Keeping those roles separate prevents a system from pretending that an analytics cluster is a broker, or that a streaming hub is where investigation happens.

Main Flow

flowchart LR
    subgraph sources["Identity Event Sources"]
        graphJobs[Graph-driven jobs]
        prov[Provisioning companions]
        workers[Worker telemetry]
    end

    subgraph stream["Streaming Ingestion"]
        hubs[Event Hubs]
    end

    subgraph analytics["Analytics Exploration"]
        adx[Azure Data Explorer]
        kql[KQL queries]
    end

    graphJobs --> hubs
    prov --> hubs
    workers --> hubs
    hubs --> adx
    adx --> kql

Read the services through their separate responsibilities:

Streaming ingestion vs analytics exploration

The key lesson in this page is the boundary between the stream and the analytic store.

  • Streaming ingestion is about accepting events, preserving partition-based ordering, and making them available to downstream consumers.
  • Analytics exploration is about querying the accumulated events to answer operational questions.

That means Event Hubs is the transport surface, while Data Explorer is the place operators ask questions like:

  • Which tenant had the highest provisioning failure rate today?
  • Which Graph-driven export path started timing out after a deployment?
  • Which connector family is producing duplicate retry patterns?
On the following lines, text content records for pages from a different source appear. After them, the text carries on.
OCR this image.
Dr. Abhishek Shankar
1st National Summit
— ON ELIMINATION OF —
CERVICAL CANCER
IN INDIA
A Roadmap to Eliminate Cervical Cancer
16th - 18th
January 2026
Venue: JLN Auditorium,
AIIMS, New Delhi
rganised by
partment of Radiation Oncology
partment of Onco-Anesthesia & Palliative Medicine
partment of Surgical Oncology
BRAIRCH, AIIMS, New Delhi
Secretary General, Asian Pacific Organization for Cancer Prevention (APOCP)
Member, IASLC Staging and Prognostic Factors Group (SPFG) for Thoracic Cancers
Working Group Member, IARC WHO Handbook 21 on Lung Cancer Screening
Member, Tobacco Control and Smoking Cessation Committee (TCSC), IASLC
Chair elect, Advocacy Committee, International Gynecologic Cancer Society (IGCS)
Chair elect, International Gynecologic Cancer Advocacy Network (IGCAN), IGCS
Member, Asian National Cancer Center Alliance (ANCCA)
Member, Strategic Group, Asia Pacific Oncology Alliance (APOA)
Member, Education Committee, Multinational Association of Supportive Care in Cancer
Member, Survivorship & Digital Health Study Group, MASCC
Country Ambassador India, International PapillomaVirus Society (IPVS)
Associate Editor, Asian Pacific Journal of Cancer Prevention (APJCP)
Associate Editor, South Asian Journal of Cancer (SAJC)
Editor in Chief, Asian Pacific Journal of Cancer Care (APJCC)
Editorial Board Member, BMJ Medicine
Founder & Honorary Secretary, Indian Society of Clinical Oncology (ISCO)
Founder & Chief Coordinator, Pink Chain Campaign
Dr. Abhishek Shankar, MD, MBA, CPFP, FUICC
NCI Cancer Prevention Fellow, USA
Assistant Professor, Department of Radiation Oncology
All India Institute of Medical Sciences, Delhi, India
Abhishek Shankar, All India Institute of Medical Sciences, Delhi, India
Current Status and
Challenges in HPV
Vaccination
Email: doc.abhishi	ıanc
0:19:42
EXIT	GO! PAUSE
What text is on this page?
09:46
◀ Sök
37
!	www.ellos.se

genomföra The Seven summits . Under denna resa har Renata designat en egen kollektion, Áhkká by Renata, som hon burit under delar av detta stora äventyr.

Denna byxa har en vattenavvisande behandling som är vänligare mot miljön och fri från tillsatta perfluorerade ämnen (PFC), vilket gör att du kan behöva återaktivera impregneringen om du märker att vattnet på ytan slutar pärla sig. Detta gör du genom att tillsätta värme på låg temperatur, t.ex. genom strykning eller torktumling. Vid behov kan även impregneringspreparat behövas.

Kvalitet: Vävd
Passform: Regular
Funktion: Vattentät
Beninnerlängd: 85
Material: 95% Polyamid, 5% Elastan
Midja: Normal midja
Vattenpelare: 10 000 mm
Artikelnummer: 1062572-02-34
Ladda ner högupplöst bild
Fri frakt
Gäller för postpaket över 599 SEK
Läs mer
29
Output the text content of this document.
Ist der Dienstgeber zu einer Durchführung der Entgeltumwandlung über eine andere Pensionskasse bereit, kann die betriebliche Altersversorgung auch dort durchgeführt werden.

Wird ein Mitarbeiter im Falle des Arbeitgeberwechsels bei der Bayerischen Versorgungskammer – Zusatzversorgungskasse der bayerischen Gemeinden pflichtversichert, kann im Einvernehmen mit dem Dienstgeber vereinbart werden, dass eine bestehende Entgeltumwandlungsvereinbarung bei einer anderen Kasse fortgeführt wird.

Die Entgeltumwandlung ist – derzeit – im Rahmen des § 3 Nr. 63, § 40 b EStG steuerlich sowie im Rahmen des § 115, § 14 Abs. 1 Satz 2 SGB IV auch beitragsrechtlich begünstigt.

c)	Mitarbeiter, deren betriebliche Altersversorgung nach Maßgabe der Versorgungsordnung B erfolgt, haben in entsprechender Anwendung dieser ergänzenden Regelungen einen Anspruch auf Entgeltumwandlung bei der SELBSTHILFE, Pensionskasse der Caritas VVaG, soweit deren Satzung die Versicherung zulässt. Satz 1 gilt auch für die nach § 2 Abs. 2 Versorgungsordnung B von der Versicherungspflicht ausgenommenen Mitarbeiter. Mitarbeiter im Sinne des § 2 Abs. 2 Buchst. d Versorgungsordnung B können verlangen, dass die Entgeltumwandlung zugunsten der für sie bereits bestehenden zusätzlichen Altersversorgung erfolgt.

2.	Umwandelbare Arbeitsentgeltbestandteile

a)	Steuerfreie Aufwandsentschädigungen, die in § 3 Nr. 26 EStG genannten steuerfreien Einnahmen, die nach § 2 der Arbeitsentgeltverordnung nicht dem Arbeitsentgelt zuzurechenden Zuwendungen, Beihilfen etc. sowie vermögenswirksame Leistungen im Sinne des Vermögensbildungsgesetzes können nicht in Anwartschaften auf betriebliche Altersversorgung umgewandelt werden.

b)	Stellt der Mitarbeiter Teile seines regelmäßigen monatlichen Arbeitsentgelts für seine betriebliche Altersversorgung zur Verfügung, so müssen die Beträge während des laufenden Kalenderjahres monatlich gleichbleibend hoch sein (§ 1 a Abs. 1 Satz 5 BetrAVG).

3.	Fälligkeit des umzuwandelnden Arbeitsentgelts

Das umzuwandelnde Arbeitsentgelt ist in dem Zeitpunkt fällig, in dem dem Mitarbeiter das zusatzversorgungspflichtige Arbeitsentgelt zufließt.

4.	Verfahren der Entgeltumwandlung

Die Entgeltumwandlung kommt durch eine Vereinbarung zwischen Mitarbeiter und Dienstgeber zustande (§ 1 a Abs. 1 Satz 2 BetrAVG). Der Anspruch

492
Where this pattern fits around Entra

Use this pattern when the workload touches existing Entra product surfaces but the builder need is still operational analysis.

Examples include:

  • investigating provisioning drift while the detailed provisioning behavior still belongs in Entra Application Provisioning,
  • analyzing hybrid sync-related events while sync semantics still belong in Entra Cloud Sync or Entra Connect Sync,
  • correlating Graph-driven changes without treating Graph itself as the event backbone.

Trade-offs

This pattern gives you replayable ingestion and strong analysis capability, but it does not give you workflow semantics.

  • Event Hubs does not replace a delivery-sensitive broker.
  • Data Explorer does not replace transactional workflow state.
  • KQL helps with investigation, not durable orchestration.

If a record represents a step that must be retried, coordinated, or dead-lettered, it probably belongs in Service Bus for Workflows or a transactional state store instead.

When not to use it

Do not use this pattern when the workload is really a queue-driven command flow, a per-entity onboarding pipeline, or a low-volume system where ad hoc inspection is enough.

It is also the wrong fit when:

  • you need durable workflow ownership and retries,
  • you only need the current authoritative state and not a large event history,
  • the event volume is too small to justify a streaming plus analytics pipeline.

In those cases, keep the design simpler with Cosmos DB, Storage, or Service Bus instead of adding a stream and analytics cluster prematurely.